Interview mit dem neuen Generalkonsul der Republik Portugal in Hamburg, Dr. Fernando Manuel Gouveia de Araújo
Von Luise Albers
Seit wann sind Sie in Hamburg?
Ich bin seit dem 4. November in Hamburg.
Welches waren die Dienststellen, wo Sie
vorher gearbeitet haben?
Im Ausland habe ich 6 Jahre in Paris gearbeitet. Dann war
ich in Lissabon. Bevor ich hierher kam, habe ich die
portugiesische Präsidentschaft der Europäischen Gemeinschaft
in der ersten Hälfte des Jahres 2000 vorbereitet.
Haben Sie besondere Sehnsucht nach einer
der früheren Dienststellen?
Ich war bereits an verschiedenen Orten ohne diplomatischen
Auftrag. Als Diplomat habe ich nur in Paris gearbeitet. Ich habe
schon in Rio de Janeiro und Venedig gelebt und 1 ½ Jahre in der
Schweiz. Sehnsucht scheine ich nach all diesen Orten zu verspüren.

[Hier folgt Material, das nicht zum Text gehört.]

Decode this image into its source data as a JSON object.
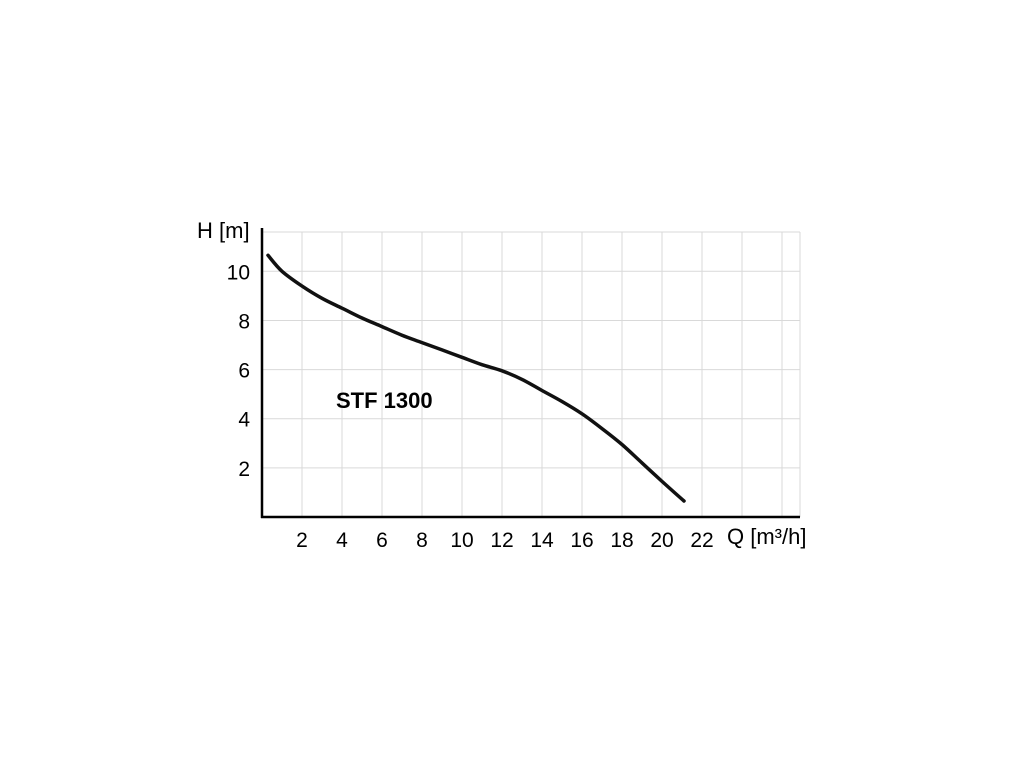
{
  "chart_data": {
    "type": "line",
    "title": "STF 1300",
    "xlabel": "Q [m³/h]",
    "ylabel": "H [m]",
    "xlim": [
      0,
      26.9
    ],
    "ylim": [
      0,
      11.6
    ],
    "x_ticks": [
      2,
      4,
      6,
      8,
      10,
      12,
      14,
      16,
      18,
      20,
      22
    ],
    "y_ticks": [
      2,
      4,
      6,
      8,
      10
    ],
    "x_gridlines": [
      2,
      4,
      6,
      8,
      10,
      12,
      14,
      16,
      18,
      20,
      22,
      24,
      26
    ],
    "y_gridlines": [
      2,
      4,
      6,
      8,
      10
    ],
    "grid": true,
    "legend": "none",
    "series": [
      {
        "name": "STF 1300 pump curve",
        "x": [
          0.3,
          1,
          2,
          3,
          4,
          5,
          6,
          7,
          8,
          9,
          10,
          11,
          12,
          13,
          14,
          15,
          16,
          17,
          18,
          19,
          20,
          21.1
        ],
        "y": [
          10.65,
          10.0,
          9.4,
          8.9,
          8.5,
          8.1,
          7.75,
          7.4,
          7.1,
          6.8,
          6.5,
          6.2,
          5.95,
          5.6,
          5.15,
          4.7,
          4.2,
          3.6,
          2.95,
          2.2,
          1.45,
          0.65
        ],
        "color": "#111111",
        "width": 3.5
      }
    ],
    "colors": {
      "grid": "#d9d9d9",
      "axis": "#000000",
      "text": "#000000",
      "background": "#ffffff"
    }
  }
}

Man fühlt sich entweder wohl oder unwohl, und ich weiß nur,
dass ich mich in diesem Moment in Hamburg wohl fühle. Und das
ist für mich das Wichtigste.
Welche Ziele möchten Sie hier in
Hamburg verwirklichen?
Da wir nun einmal zwei Länder sind, die zum selben Großraum
gehören, nämlich der Europäischen Gemeinschaft, und da wir
einige sehr wichtige, wenn auch weniger bekannte historische
Verbindungen haben, meine ich, dass die Weiterentwicklung dieser
Bindungen zwischen den beiden Völkern das wichtigste ist.
Hatten Sie schon Gelegenheit, sich über
die portugiesischen „Szene“ hier in Hamburg zu informieren?

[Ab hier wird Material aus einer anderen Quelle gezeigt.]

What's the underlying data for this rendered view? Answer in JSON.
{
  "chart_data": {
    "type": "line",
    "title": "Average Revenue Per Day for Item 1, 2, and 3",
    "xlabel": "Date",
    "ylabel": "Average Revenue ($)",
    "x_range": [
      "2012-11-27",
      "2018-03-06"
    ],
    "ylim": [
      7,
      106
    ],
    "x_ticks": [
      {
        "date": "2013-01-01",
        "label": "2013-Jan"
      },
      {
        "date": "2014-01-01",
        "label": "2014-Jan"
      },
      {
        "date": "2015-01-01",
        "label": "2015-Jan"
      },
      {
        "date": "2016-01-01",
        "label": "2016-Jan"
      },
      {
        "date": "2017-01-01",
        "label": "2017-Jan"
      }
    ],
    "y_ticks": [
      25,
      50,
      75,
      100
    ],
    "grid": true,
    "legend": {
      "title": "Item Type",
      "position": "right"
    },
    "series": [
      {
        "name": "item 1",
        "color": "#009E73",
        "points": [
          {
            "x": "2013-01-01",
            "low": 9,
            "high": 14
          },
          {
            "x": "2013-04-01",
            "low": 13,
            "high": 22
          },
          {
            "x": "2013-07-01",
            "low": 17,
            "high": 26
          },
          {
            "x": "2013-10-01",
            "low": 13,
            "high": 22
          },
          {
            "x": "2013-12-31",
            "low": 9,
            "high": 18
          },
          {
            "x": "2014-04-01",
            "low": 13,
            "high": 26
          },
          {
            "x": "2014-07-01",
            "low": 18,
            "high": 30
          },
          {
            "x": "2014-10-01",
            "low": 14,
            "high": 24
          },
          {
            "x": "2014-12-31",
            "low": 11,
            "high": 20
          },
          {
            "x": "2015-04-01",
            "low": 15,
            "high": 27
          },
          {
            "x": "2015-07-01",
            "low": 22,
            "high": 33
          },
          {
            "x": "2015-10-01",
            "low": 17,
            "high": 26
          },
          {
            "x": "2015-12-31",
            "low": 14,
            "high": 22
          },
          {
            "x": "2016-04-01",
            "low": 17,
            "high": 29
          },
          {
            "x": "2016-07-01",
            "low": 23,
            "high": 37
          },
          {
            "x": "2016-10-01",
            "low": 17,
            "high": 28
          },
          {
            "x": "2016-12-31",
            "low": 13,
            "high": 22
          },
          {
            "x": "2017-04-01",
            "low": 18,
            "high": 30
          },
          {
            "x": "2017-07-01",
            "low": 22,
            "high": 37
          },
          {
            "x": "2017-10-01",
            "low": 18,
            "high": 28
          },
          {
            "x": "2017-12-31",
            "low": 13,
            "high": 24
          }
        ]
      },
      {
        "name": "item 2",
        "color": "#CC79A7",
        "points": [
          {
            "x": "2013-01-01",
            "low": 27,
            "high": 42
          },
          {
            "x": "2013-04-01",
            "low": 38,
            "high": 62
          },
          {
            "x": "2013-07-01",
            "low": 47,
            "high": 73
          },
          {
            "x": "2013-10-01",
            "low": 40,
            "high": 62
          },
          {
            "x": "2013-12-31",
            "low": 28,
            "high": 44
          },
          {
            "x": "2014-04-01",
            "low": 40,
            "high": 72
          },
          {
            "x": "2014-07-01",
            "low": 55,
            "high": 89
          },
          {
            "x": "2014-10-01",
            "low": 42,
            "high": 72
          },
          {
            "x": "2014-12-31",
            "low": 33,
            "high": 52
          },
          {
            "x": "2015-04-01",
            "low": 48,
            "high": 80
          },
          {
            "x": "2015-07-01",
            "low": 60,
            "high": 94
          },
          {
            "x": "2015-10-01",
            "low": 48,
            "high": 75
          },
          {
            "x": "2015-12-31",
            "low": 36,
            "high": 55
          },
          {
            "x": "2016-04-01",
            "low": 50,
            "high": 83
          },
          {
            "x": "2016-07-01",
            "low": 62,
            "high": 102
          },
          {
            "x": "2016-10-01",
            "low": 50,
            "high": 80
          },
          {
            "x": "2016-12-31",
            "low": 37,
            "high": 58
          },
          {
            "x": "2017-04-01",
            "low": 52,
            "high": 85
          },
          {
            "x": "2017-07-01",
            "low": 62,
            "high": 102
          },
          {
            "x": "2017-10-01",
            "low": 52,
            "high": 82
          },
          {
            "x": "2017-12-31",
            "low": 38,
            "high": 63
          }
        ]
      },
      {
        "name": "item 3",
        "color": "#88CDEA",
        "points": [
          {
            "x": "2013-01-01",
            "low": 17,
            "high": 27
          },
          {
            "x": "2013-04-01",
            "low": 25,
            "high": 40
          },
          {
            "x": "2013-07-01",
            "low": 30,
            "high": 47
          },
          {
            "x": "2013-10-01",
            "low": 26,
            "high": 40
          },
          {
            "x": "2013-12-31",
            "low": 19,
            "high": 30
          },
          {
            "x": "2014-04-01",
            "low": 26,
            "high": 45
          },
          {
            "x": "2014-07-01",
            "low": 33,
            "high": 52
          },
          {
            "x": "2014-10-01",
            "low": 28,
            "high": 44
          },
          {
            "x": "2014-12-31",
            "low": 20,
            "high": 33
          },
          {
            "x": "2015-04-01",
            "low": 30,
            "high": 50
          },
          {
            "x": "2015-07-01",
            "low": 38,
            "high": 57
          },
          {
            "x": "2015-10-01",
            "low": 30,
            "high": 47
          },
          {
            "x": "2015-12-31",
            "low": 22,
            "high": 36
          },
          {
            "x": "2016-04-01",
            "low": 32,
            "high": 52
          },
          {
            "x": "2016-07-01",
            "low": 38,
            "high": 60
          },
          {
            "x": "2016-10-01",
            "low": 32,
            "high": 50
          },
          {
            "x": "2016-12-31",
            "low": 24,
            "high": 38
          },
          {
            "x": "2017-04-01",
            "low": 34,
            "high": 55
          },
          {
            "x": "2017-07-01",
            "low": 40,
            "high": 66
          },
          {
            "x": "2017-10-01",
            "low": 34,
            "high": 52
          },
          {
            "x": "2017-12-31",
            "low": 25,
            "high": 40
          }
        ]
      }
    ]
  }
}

Wenn Sie mit portugiesischer „Szene“ die portugiesische
Gemeinde meinen, dann ja. Es ist ein großes Vergnügen, Kontakt
mit der portugiesischen Gemeinde zu haben. Ich glaube, dass sie
bestens integriert ist. Es scheint mir, dass sie sehr zufrieden
mit den Bedingungen ist, die sie hier vorfindet und dass sie
sich total an das deutsche Wesen und die Lebensgewohnheiten hier
angepasst hat. Und das Schönste ist die Einrichtung der
zahlreichen portugiesischen Cafés und Konditoreien in Hamburg.
Kürzlich habe ich einen Kaffee in einer portugiesischen
Konditorei in der Nähe, wo ich gerade war, zu mir genommen. Und
wie ich da sitze, kommt ein Deutscher herein und sagt zum
portugiesischen Besitzer: „Guten Morgen, eine bica,
bitte!“ Also, statt einen „Kaffee“ zu verlangen, sagte er
„bica“. Ich finde das sehr witzig. Ich hatte keine Ahnung,
dass dieser Begriff schon in den deutschen Wortschatz
eingegangen war.
Sind Sie sich der historischen Bindungen
bewusst, die zwischen Portugal und Hamburg existieren?

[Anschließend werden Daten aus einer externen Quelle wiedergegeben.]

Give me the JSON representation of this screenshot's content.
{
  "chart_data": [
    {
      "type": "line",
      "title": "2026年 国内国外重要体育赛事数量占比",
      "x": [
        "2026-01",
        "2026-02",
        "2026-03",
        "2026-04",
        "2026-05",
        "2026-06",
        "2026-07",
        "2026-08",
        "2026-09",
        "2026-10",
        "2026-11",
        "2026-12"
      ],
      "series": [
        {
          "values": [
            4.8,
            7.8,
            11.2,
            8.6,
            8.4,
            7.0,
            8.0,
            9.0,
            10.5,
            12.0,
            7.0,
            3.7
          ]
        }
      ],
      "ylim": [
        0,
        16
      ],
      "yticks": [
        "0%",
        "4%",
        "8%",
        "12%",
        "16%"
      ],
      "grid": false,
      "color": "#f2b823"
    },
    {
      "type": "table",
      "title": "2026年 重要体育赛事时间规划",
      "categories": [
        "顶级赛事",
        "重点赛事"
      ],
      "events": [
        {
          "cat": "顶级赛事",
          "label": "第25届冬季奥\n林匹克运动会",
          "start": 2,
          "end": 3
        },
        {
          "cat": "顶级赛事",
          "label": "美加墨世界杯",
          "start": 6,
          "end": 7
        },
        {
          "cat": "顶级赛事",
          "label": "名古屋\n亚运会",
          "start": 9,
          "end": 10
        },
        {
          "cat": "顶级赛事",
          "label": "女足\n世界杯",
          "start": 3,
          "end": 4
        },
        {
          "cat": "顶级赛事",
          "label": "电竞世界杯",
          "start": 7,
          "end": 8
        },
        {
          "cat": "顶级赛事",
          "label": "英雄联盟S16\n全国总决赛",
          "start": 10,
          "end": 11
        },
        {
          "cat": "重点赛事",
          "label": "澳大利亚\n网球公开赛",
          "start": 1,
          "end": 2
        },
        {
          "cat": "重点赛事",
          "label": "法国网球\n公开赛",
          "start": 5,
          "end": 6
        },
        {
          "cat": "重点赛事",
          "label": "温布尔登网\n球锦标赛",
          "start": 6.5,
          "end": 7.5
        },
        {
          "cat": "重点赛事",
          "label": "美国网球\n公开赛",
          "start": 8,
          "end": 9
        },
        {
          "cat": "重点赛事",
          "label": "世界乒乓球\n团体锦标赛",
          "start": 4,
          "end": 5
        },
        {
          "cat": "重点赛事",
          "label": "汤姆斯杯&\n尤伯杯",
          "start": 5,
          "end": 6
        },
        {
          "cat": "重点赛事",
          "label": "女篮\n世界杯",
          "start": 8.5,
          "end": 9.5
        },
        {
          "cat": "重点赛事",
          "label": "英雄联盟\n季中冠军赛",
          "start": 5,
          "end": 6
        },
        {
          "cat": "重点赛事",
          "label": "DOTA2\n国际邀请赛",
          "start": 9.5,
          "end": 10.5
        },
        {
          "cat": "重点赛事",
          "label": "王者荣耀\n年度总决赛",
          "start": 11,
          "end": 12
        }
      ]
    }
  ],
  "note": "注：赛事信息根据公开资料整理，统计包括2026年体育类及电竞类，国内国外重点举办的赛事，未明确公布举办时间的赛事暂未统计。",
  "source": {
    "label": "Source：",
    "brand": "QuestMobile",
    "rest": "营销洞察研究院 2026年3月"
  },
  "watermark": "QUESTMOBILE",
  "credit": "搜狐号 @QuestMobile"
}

Die historischen Bindungen zwischen Portugal und Hamburg
sind derart intensiv, dass es viele Untersuchungen darüber gibt
und sogar eine Ausstellung über die Aufnahme, welche die
portugiesischen Juden im 16. und 17. Jahrhundert in der Folge
der Inquisition hier gefunden haben. Der Komponist der
portugiesischen Nationalhymne starb in Hamburg, und ich glaube,
dass er hier auch beerdigt ist. Und alle Untersuchungen, die
deutsche und portugiesische Forscher angestellt haben, weisen in
die Richtung, dass die Verbindung zwischen Hamburg und Portugal
zu den engsten in ganz Europa zählt. Sie ist vielleicht noch
enger als die zwischen Portugal und Italien während der
Renaissance.
Sind Sie allein oder mit der Familie
hier? Wie gestaltet sich das Familienleben eines Diplomaten?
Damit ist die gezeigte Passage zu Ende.